Tabular data processing benchmark & Python+Pandas

zhangliye · December 25, 2018, 7:52pm

Benchmark — (Python+Pandas) && (Julia +JuliaDB)

Aim of the benchmark
This benchmark aims to evaluate the Julia code using real-world data from the perspective of a normal user (not expert from computing science ). Hope it could be useful to improve the Language and package.
Data source
Transit network data of New York (Open Data).
Data processing task
Extract the points on the bus routes between every pair of the consequential bus stops.
About the code
Currently, both Python and Julia code are not optimized. In the future, the Julia version will be optimized and all old versions will be recorded for the comparison purpose. The Python code will not be optimized as the benchmark.
Complete source code and Data
(GitHub - zhangliye/juliabenchmark: benchmark for Julia language)

1 Test and Results

The two version of code implement the same algorithm. Firstly, the algorithm is implemented using Python. Then, the Python code is translated to Julia almost line by line.
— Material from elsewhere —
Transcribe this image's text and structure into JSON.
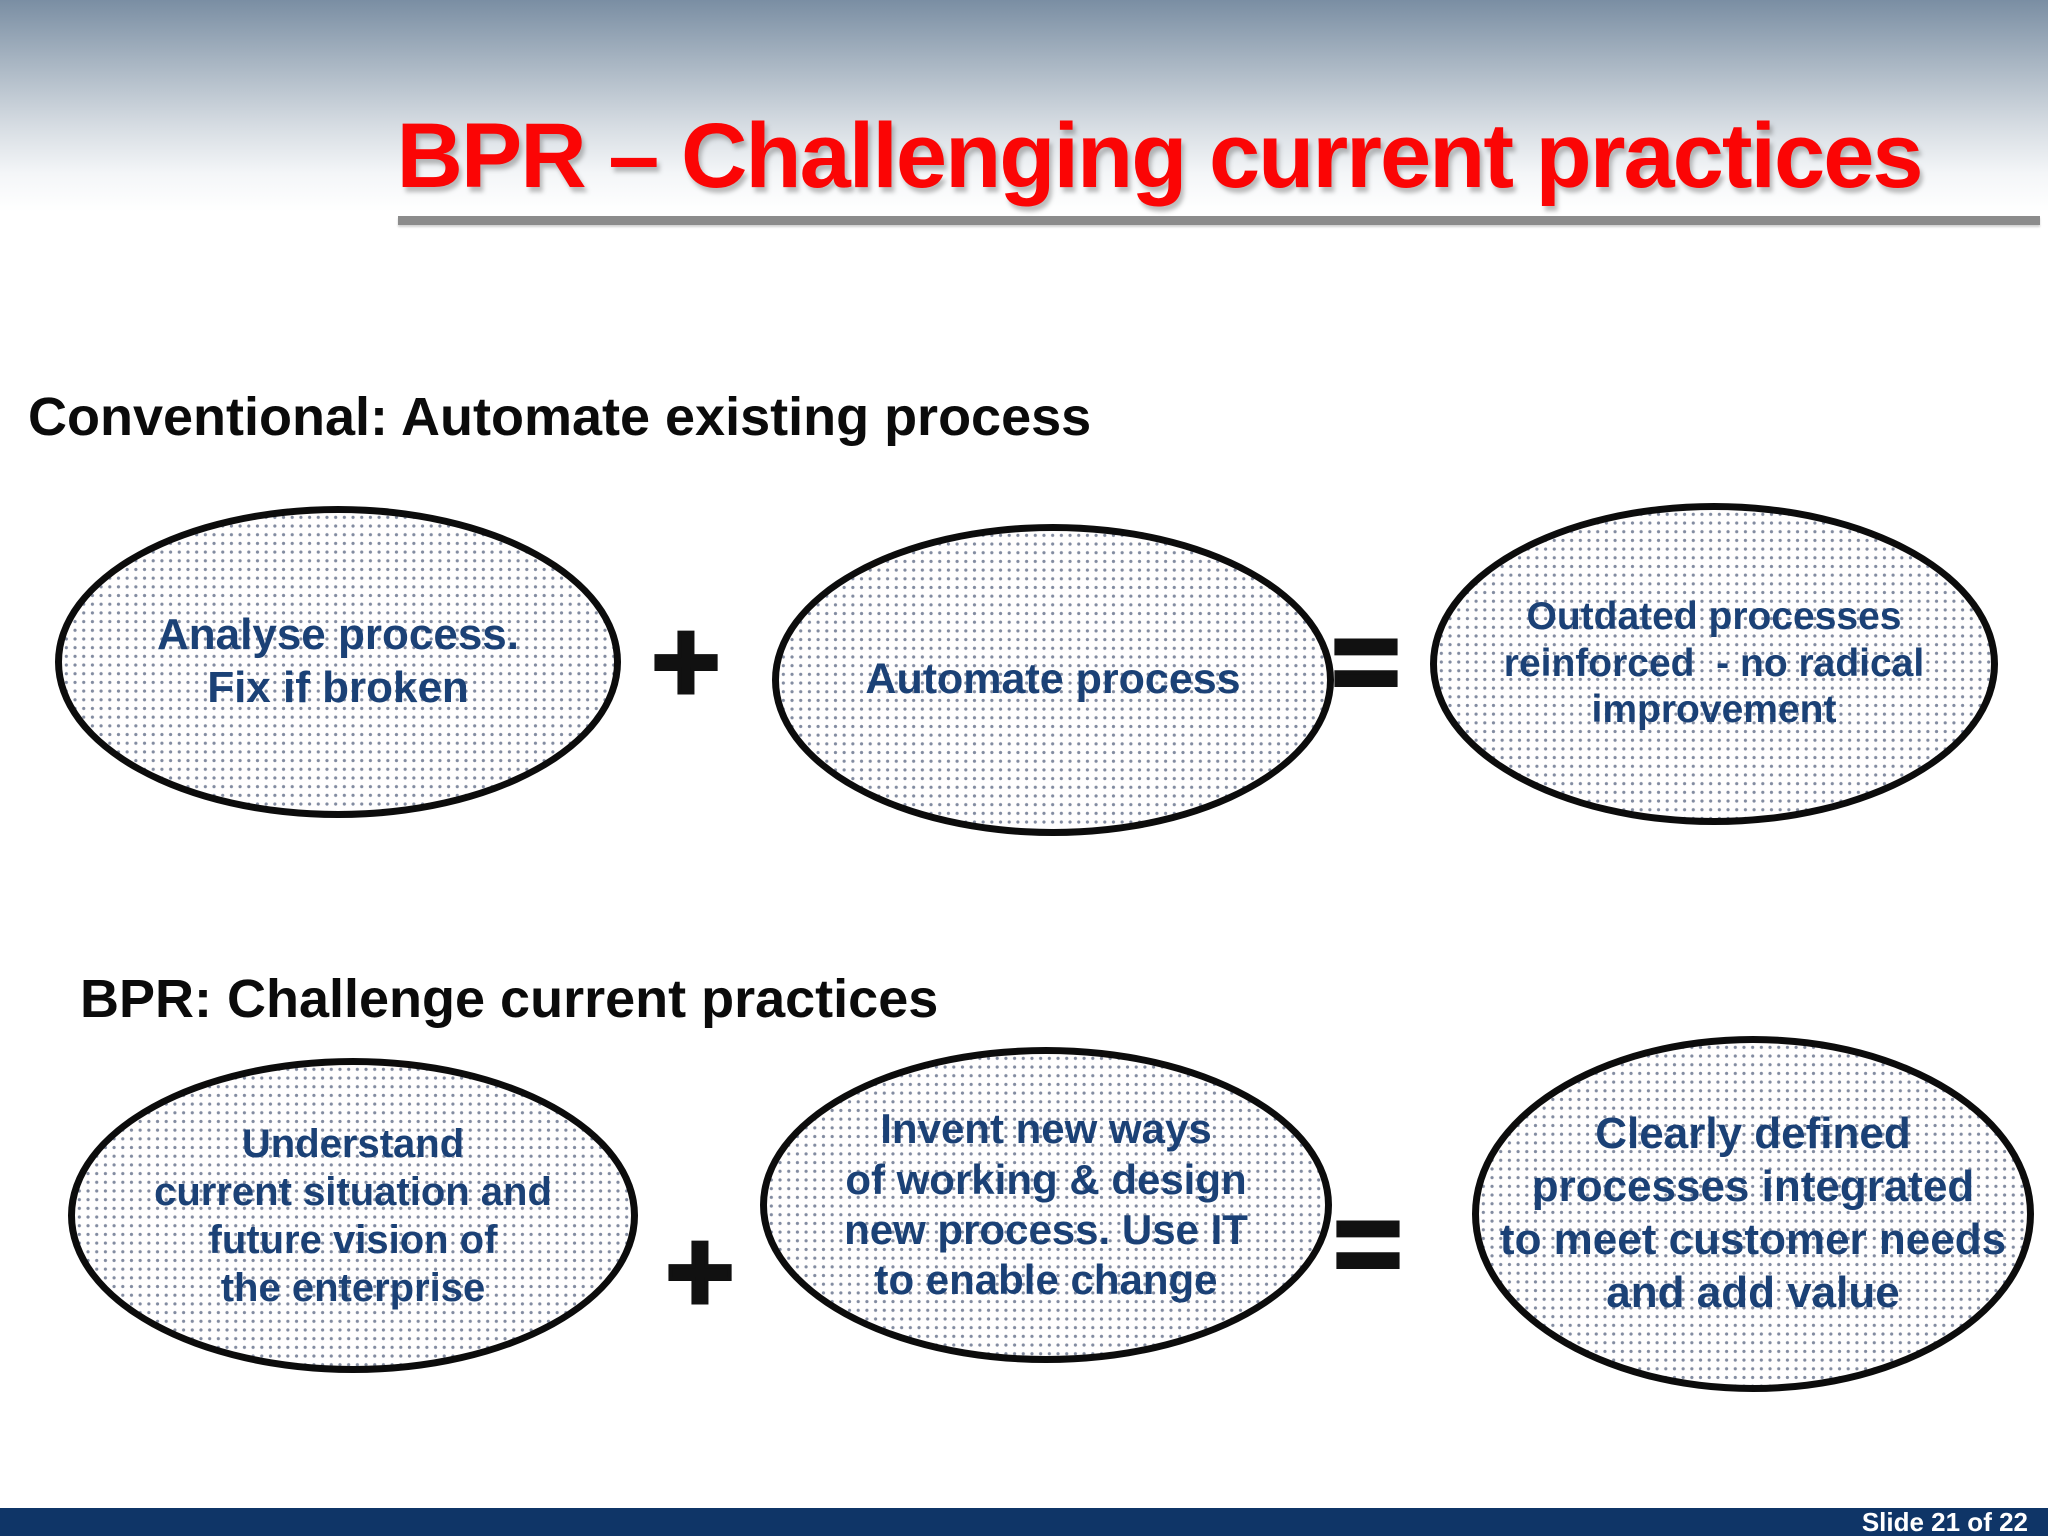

# It should be noted that both version of the code are not optimized with much effort.

The data operation mainly includes

Open the CSV file
Table data operation (iteration, selection)
Operation on Dict, Tuple and Vector data structure

Tabel 1- Data structure and tabular data package used

	Python 3.6.5	Julia 1.02
Package for tabular data	Pandas 0.23	JuliaDB 0.10
List	[x1,x2,…]	Vector{T}()
Dict	{k1:V1, …}	Dict{T1,T2}()
Tuple	(v1,…)	Tuple{T1,T2}()

Performance comparison on processing 500 rows of data.
Table 2 - Julia code of version 1 (second)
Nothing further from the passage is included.